At the close of a two-day meeting Wednesday, the Federal Open Market Committee did not offer investors clear guidance on when it would raise interest rates, which it has held near zero since December 2008.
Gapen said he found a difference between the committee's written statement and Fed Chair Janet Yellen's susbsequent comments.
"The longer the press conference went on, the less confident you were that they were indeed looking to rate hikes later this year," Gapen said.
He singled out Yellen's reference to "decisive evidence," saying it sets a high bar because she did not specify exactly what that means. "Decisive evidence could easily be two solid figures on consumption in the second and the third quarter, which they won't get by the September meeting."
Barclays believes the economy is fairly solid and labor market progress will continue, which bolsters the case for a September rate hike, Gapen said.
Ed Keon, portfolio manager at QMA, said the Fed sounded more dovish on Wednesday, leaving investors to think it will push back a rate hike.
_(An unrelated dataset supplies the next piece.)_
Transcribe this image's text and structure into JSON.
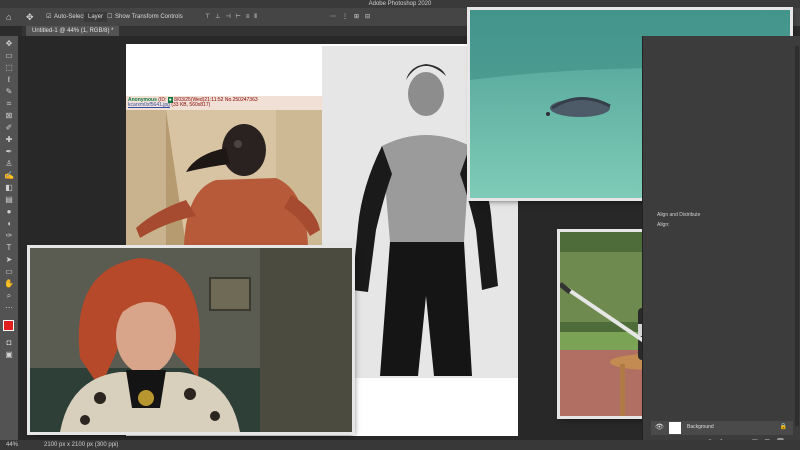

However, the market is being too complacent, he said.
"I think actually the economy is doing better than most people expect, and I think that's actually starting to push up inflationary pressures, especially wages," he told "Squawk Box." "So it's my belief actually that the Fed will probably tighten in September, and they may actually have to be a little tougher than the market expects."
As a result, Keon said he is more cautiously positioning the assets he manages, increasing his cash balance from zero percent to nearly 5 percent.
This year, investors may see a reversal of a trend that has held throughout the recovery in which stocks have done better than the economy, he added. While he expects wage growth to accelerate, the stronger dollar and higher pay will put pressure on profit growth for U.S. companies.
Keon said he is not selling stocks "massively," but instead trimming into positions QMA wants to hold.
European stock positions are presenting risk as the prospect of a deal between Greece and its international creditors looks less certain, Keon said. He still believes the parties will reach an agreement, but where he once saw those odds at 95 percent, he now thinks the chance is somewhere between 60 and 80 percent.